Photo courtesy of the Hayworth Theatre


Just Imagine—The Legend Returns

Written by Steve Altman and Tim Piper
Directed by Steve Altman
Starring Tim Piper
Hayworth Theatre, Los Angeles
March 5-April 24, 2011

It was a hard day’s night for Tim Piper in the Hayworth Theatre’s revival of “Just Imagine—The Legend Returns” and everyone in attendance was both the happier and sadder for it.

The show is a two-hour reprise of John Lennon’s life and music, complete with 20 or 30 Beatles songs interleaved (see video clip below), with Piper, as Lennon, talking off-handedly about this Beatle’s early, unhappy childhood in Liverpool; his troubled school years; his marriage to Cynthia Powell and indifference to Julian, their son; his match-ups with Stu Sutcliffe, Paul McCartney, George Harrison, Pete Best and Ringo Starr and their larval stage [The Quarrymen] before emerging as butterflies [i.e., The Beatles]; the management of Brian Epstein; the transition from live concerts to recording studio artists; the band’s break-up in 1980 and subsequent on-again/off-again relations with McCartney [“he was extra-virgin olive oil,” Piper quoted Lennon, “and I was the vinegar”] and Harrison; his druggy years; his Los Angeles exile and May Pang; and, finally, his redemption with Yoko Ono and their son, Sean.

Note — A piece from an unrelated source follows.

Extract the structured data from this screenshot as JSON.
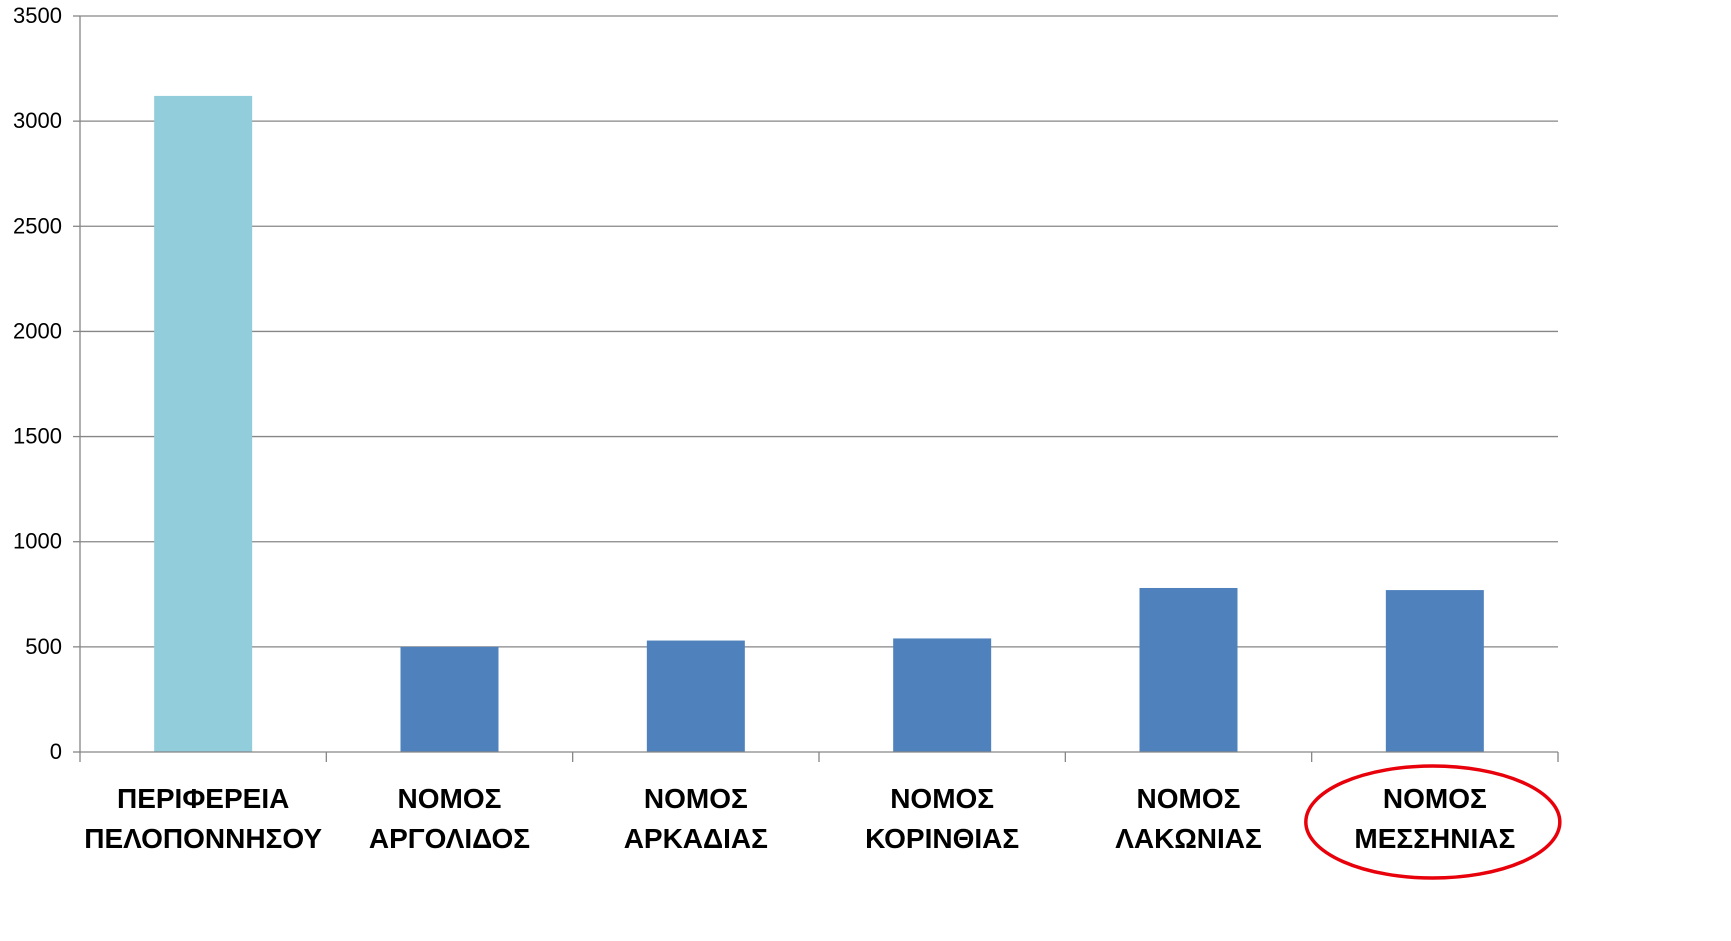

With a signature “mop-top” hairstyle and round granny glasses, Piper looks like Lennon, plays likes Lennon, sounds like Lennon and tries to bring Lennon back to life—just not exactly, as that old Hertz TV commercial would have it.

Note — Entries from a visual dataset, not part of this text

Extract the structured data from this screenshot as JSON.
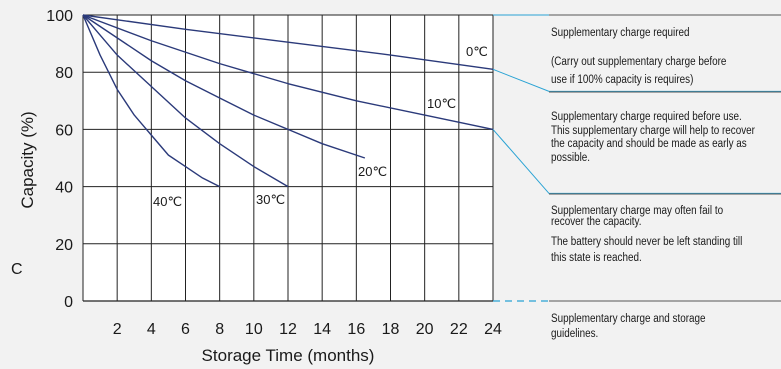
{
  "chart_data": {
    "type": "line",
    "xlabel": "Storage Time (months)",
    "ylabel": "Capacity  (%)",
    "ylabel_unit": "C",
    "xlim": [
      0,
      24
    ],
    "ylim": [
      0,
      100
    ],
    "x_ticks": [
      2,
      4,
      6,
      8,
      10,
      12,
      14,
      16,
      18,
      20,
      22,
      24
    ],
    "y_ticks": [
      0,
      20,
      40,
      60,
      80,
      100
    ],
    "grid": true,
    "series": [
      {
        "name": "0℃",
        "x": [
          0,
          6,
          12,
          18,
          24
        ],
        "y": [
          100,
          95,
          90.5,
          86,
          81
        ]
      },
      {
        "name": "10℃",
        "x": [
          0,
          4,
          8,
          12,
          16,
          20,
          24
        ],
        "y": [
          100,
          91,
          83,
          76,
          70,
          65,
          60
        ]
      },
      {
        "name": "20℃",
        "x": [
          0,
          2,
          4,
          6,
          8,
          10,
          12,
          14,
          16.5
        ],
        "y": [
          100,
          92,
          84,
          77,
          71,
          65,
          60,
          55,
          50
        ]
      },
      {
        "name": "30℃",
        "x": [
          0,
          1,
          2,
          4,
          6,
          8,
          10,
          12
        ],
        "y": [
          100,
          93,
          86,
          75,
          64,
          55,
          47,
          40
        ]
      },
      {
        "name": "40℃",
        "x": [
          0,
          1,
          2,
          3,
          4,
          5,
          6,
          7,
          8
        ],
        "y": [
          100,
          86,
          74,
          65,
          58,
          51,
          47,
          43,
          40
        ]
      }
    ],
    "zone_boundaries": [
      81,
      60,
      40
    ]
  },
  "notes": {
    "zone1_title": "Supplementary charge required",
    "zone1_body": [
      "(Carry out supplementary charge before",
      "use if 100% capacity is requires)"
    ],
    "zone2": [
      "Supplementary charge required before use.",
      "This supplementary charge will help to recover",
      "the capacity and should be made  as early as",
      "possible."
    ],
    "zone3a": [
      "Supplementary charge may often fail to",
      "recover the capacity."
    ],
    "zone3b": [
      "The battery should never be left  standing till",
      "this state is reached."
    ],
    "zone4": [
      "Supplementary charge and storage",
      "guidelines."
    ]
  },
  "colors": {
    "plot_bg": "#ffffff",
    "grid": "#222222",
    "curve": "#2b3a7a",
    "zone_line": "#2aa3d4"
  }
}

Lennon regarded the world with a detached, sardonic attitude. Piper doesn’t quite capture that; moreover, it was disconcerting when he would walk away from his open mike—the set resembles a recording studio, with a large projection screen at the back showing various clips and animation based on Lennon—to pick up a guitar or don one of the Beatles’ emblematic jackets, tossing comments casually over his shoulder in the act. Perhaps a few members of the audience close to the stage heard those asides; most did not.

A minor quibble, indeed, because “Just Imagine” is a concert not a drama and Piper—backed by his younger brother Greg Piper (bass guitar), Don Butler (lead guitar), Don Poncher (drums) and Morley Bartnoff (keyboard)—made that clear with hard-driving versions of “Revolution,” “Money (That’s What I Want),” “I’ve Got A Feeling,” “I Am the Walrus” and other up-tempo songs. The group also had Lennon’s softer side right in ballads like “Julia” and “Norwegian Wood.” Applause was loud and sustained after every piece; that was the “happy.”

The “sad” came at the end, as the house lights came up, the audience arose in standing ovation and Piper walked briskly offstage.

What? Hey, wait! What about Lennon’s iconic “Imagine”? You can’t have a show titled “Just Imagine” and not play … oh, OK. Here’s Piper back on stage, quickly changed from jeans and a T-shirt into a white suit, straight off the Abbey Road album, striding across the stage to the keyboard.

If any music of this era merits preservation in amber, like a Cretaceous fly, it is Imagine.” Piper played its haunting melody and wistful lyrics thoughtfully, even reverently: John Lennon deserves nothing less.